Omar confirma que o seu filho foi preso pelas forças do regime de Assad em 2015 enquanto estudava numa universidade em Aleppo e foi acusado de participar em manifestações, portar armas e aderir a facções da oposição.
Omar diz que não teve notícias do filho desde a sua prisão e que o seu destino permanece desconhecido até hoje.
Violações dos direitos humanos
Falando sobre o sofrimento dos sobreviventes do encarceramento, o ativista de direitos humanos Salim Al-Najjar, 41 anos, de Aleppo, disse à IPS que a história da construção de prisões e da expansão de centros de detenção na Síria remonta ao governo de Hafez al-Assad, cujo regime remonta até a década de 1970 Na década de 1980, usou de violência excessiva contra seus adversários e transformou o país em um “grande matadouro”.

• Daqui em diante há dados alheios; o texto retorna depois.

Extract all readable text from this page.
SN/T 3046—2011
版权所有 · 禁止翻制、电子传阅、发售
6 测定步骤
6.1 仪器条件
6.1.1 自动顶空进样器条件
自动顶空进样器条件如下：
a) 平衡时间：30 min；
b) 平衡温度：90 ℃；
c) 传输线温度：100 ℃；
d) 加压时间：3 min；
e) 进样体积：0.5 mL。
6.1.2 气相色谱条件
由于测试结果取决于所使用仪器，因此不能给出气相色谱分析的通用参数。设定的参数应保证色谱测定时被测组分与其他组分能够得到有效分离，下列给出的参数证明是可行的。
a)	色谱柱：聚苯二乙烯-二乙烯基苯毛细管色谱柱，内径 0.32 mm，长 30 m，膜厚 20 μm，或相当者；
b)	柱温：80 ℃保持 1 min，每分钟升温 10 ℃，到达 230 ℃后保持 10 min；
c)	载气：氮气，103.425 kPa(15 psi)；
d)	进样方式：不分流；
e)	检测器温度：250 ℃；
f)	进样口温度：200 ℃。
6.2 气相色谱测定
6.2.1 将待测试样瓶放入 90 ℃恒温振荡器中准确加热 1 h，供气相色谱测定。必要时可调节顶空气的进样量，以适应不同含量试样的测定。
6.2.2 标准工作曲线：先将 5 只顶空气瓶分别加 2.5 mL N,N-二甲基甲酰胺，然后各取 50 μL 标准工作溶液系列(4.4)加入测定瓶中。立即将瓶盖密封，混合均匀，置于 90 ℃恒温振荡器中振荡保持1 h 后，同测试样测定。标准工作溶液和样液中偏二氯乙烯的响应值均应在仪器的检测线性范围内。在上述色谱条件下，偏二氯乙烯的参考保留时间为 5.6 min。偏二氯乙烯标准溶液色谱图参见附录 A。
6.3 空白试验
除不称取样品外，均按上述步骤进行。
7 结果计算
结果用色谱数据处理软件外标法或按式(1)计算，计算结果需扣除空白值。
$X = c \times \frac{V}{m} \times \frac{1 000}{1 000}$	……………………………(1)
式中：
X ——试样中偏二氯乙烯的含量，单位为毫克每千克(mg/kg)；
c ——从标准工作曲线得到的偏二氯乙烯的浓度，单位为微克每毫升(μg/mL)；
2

“Nas prisões do regime, as vidas são tão iguais como pedras nas mãos de um escultor, mortas e descartadas sem consideração ou sentido. Neles, a pessoa se torna um mero número, com sua história, seus sentimentos e até os sonhos que a perseguiam até então.” “Eles ignoraram o último momento de sua vida”, diz Najjar.
Al-Najjar confirma a existência de muitas prisões na Síria, mas a prisão de Saydnaya, a norte da capital síria, Damasco, é considerada o centro de detenção política mais proeminente na Síria e era conhecida pela sua horrível reputação como local de tortura e execuções em massa, particularmente após o surto da Revolução Síria em 2011. A prisão de Saydnaya manteve os oponentes de Assad ou desertores de seu exército ou aqueles que se opuseram à sua “política de matança”, firmemente.
Ele salienta que poucos prisioneiros foram libertados através de ligações familiares ou subornos, enquanto aqueles que estavam em celas “sujas e sobrelotadas” foram deixados à morte devido às suas feridas e doenças não tratadas.
Ele observa que muitos presos que saíram da prisão com perda de capacidade mental não conseguiam mais lembrar seus nomes ou se identificar. Devido às graves mudanças causadas pela desnutrição e pela tortura brutal, as suas características faciais mudaram tanto que as suas famílias inicialmente não os reconheceram.
Najjar espera conseguir justiça para as vítimas, apresentando provas e documentos aos tribunais internacionais e responsabilizando Assad e todos os perpetradores de violações dos direitos humanos na Síria.
A Rede Síria para os Direitos Humanos disse isto num opiniãoEm 11 de dezembro, Assad foi acusado de matar pelo menos 202 mil civis sírios, incluindo 15 mil sob tortura, do desaparecimento de outros 96 mil e do deslocamento forçado de quase 13 milhões de cidadãos sírios, bem como de outras violações hediondas, incluindo o uso de armas químicas. .
“Os centros de detenção e as câmaras de tortura sírios simbolizam o tormento, a opressão e o sofrimento que os sírios têm suportado durante décadas. Os sobreviventes da prisão continuam a curar as suas feridas e esforçam-se por regressar às suas vidas normais e reintegrar-se na sociedade. “Infelizmente, um número significativo deles morreu sob tortura.”